Democrats are also investigating the role of pharmacy benefit managers, or PBMs, in the prescription drug affordability crisis. As intermediaries between insurers, drug companies, and pharmacies, PBMs wield tremendous influence over how much a patient pays at the pharmacy counter for a medication prescribed by their doctor—and whether a patient can even afford to obtain their prescription medication at all.
If the U.S. health care system worked as intended and as advertised, PBMs should be negotiating lower drug prices on behalf of insurance companies, who would then pass those savings on to patients. That's not what seems to be happening.
As we'll hear today, some PBM practices appear to be increasing the cost of medicine, actively preventing patients from accessing the medications that their doctors have determined are medically appropriate, playing outrageous hide-and-go-seek games with people's medicine, and hurting independent and community pharmacies.
The House Oversight Committee has been working to expose PBMs and how they are undermining patient care.

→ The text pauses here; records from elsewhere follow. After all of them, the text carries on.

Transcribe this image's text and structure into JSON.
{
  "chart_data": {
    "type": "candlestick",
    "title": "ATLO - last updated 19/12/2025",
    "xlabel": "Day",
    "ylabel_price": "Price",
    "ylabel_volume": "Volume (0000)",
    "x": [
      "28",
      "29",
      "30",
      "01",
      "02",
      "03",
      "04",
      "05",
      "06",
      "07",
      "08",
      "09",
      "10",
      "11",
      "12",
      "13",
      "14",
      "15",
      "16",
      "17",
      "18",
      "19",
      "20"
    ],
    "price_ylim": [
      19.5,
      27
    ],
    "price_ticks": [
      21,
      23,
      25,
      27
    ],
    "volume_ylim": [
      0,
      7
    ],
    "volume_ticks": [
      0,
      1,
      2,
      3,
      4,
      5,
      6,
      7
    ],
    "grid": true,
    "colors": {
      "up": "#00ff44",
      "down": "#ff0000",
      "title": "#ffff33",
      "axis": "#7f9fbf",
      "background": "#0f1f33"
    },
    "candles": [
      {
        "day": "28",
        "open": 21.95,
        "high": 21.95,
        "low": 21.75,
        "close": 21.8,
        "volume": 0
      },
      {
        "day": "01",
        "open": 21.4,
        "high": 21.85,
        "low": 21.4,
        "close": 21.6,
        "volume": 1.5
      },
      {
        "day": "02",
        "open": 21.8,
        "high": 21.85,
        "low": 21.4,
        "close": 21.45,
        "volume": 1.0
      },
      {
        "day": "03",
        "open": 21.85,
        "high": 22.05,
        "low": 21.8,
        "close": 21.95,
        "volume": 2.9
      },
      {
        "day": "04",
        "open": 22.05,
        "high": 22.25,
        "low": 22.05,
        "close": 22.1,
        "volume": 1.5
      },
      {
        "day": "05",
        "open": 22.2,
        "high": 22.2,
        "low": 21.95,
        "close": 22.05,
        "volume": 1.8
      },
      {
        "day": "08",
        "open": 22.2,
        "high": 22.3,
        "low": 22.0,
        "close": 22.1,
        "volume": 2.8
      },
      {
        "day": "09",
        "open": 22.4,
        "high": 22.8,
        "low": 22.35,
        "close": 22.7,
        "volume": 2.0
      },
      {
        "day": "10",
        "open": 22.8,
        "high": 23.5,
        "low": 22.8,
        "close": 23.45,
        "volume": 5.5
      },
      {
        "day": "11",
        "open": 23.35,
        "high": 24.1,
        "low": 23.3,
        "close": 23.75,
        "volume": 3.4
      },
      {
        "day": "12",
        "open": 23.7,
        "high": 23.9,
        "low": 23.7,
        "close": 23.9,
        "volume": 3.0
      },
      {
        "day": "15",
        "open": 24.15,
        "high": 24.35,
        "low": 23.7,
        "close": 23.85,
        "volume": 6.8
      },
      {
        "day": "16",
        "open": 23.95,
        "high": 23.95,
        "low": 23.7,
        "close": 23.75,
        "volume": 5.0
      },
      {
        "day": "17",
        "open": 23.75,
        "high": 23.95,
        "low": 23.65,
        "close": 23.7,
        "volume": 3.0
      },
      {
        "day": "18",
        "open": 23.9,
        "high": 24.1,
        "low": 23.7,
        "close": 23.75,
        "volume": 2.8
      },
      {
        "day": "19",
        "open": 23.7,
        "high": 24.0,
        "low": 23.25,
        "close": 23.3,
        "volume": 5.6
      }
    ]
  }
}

That's why former Chairwoman Maloney launched an investigation last year into whether practices of the largest PBMs and health insurers in the country create financial barriers for patients trying to access birth control products.
Under the Affordable Care Act and related guidance, contraceptive products that a patient's health care provider deems medically appropriate should be made available to that patient at no-cost.
The Committee's analysis found that certain products, including newer ones, were less likely to be made available by PBMs and insurers at no-cost to patients. Patients or providers have to know to ask insurers and PBMs for an exception to receive these products for free, and the Committee found that PBMs and insurers denied an average of 40% of those requests each year. That's outrageous.
Today's hearing is an opportunity to build on this important work.
I look forward to hearing from each of our witnesses about the ways that PBM practices may deny or delay patients' receipt of their affordable, accessible medications.
But PBMs are just one piece of the puzzle. Drug companies are ultimately responsible for setting high prices, and in fact have poured millions of dollars into television and social media advertising, as well as lobbying efforts, to deflect attention away from their own role in high drug prices by shining a spotlight on the problematic practices of PBMs.
I ask my Republican colleagues to join with Democrats in taking decisive action to lower prescription drug prices and engage in comprehensive oversight of the entire health care system – not just one part.
I hope today's hearing is just one of many dedicated to building upon this Committee's longstanding work to improve access to affordable medication for all.